To enable your product's Compute Engine virtual machines (VMs) to communicate externally for reporting purposes, you must set up Private Google Access. For more information about configuring Private Google Access, refer to Configuring Private Google Access.

  1. Enable Private Google Access for your service environment.

  2. Configure DNS to resolve requests to private.googleapis.com.

  3. Create a custom route for Google APIs:

    • For the Name, specify route-google-apis-services.

    • For Network, select your VPC.

    • For Destination IP range, specify 199.36.153.8/30.

    • For Priority, specify 0.

    • For Instance tags, specify google-apis-services.

    • For Next hop, select Default internet gateway.

  4. Create a VPC firewall rule to enable your product to communicate with Google APIs:

    • For the Name, specify google-apis-services.

    • For the Description, specify Allow egress traffic to Google APIs and services.
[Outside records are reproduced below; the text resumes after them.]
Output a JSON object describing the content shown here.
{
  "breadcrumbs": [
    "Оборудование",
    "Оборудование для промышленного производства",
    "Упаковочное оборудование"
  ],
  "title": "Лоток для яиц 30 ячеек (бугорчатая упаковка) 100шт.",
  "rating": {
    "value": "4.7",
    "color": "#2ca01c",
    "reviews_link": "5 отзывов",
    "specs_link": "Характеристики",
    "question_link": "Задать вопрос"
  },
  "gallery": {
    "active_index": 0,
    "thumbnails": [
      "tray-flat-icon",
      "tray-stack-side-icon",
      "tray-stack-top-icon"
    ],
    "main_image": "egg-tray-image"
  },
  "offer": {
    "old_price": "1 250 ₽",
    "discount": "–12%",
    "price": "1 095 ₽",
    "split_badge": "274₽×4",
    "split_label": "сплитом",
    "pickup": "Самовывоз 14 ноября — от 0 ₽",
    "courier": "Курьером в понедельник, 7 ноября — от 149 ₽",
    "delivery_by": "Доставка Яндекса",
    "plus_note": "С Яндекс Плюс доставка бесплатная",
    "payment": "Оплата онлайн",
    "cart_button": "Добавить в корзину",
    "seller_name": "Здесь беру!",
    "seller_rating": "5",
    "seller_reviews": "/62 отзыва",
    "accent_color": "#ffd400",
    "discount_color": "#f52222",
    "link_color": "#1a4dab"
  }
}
    • Enable firewall rules logging.

    • For Network, select your VPC.

    • For Direction of traffic, select Egress.

    • For the Action on match, select Allow.

    • For the Name, specify google-apis-services.

    • For Targets, select Specified target tags, and then for Target tags, specify google-apis-services.

    • For the Destination filter, select IPv4 ranges, and for the Destination IPv4 ranges, specify 199.36.153.8/30.

    • For Protocols and ports, select Allow all.

  5. In Google Cloud console, select the VM you want to use to report your product's usage. Under Network tags, add google-apis-services, and click SAVE.

  6. Under Network interfaces, locate your VPC's network interface.

  7. In the Subnetwork column, click on the subnet link. From the Subnet details page, click EDIT, and set Private Google Access to On.

  8. Click SAVE.

(Optional) Integrate your reporting with VPC Service Controls

If you want to use VPC Service Controls in the environment in which your product's service runs, you must complete the following steps to integrate Google Cloud Marketplace reporting with VPC Service Controls:

  1. Set up your preferred implementation of VPC Service Controls in your service environment. For more information about setting up VPC Service Controls, visit Set up a service perimeter by using VPC Service Controls.

  2. Ensure that the servicecontrol.googleapis.com service in your implementation of VPC Service Controls isn't restricted.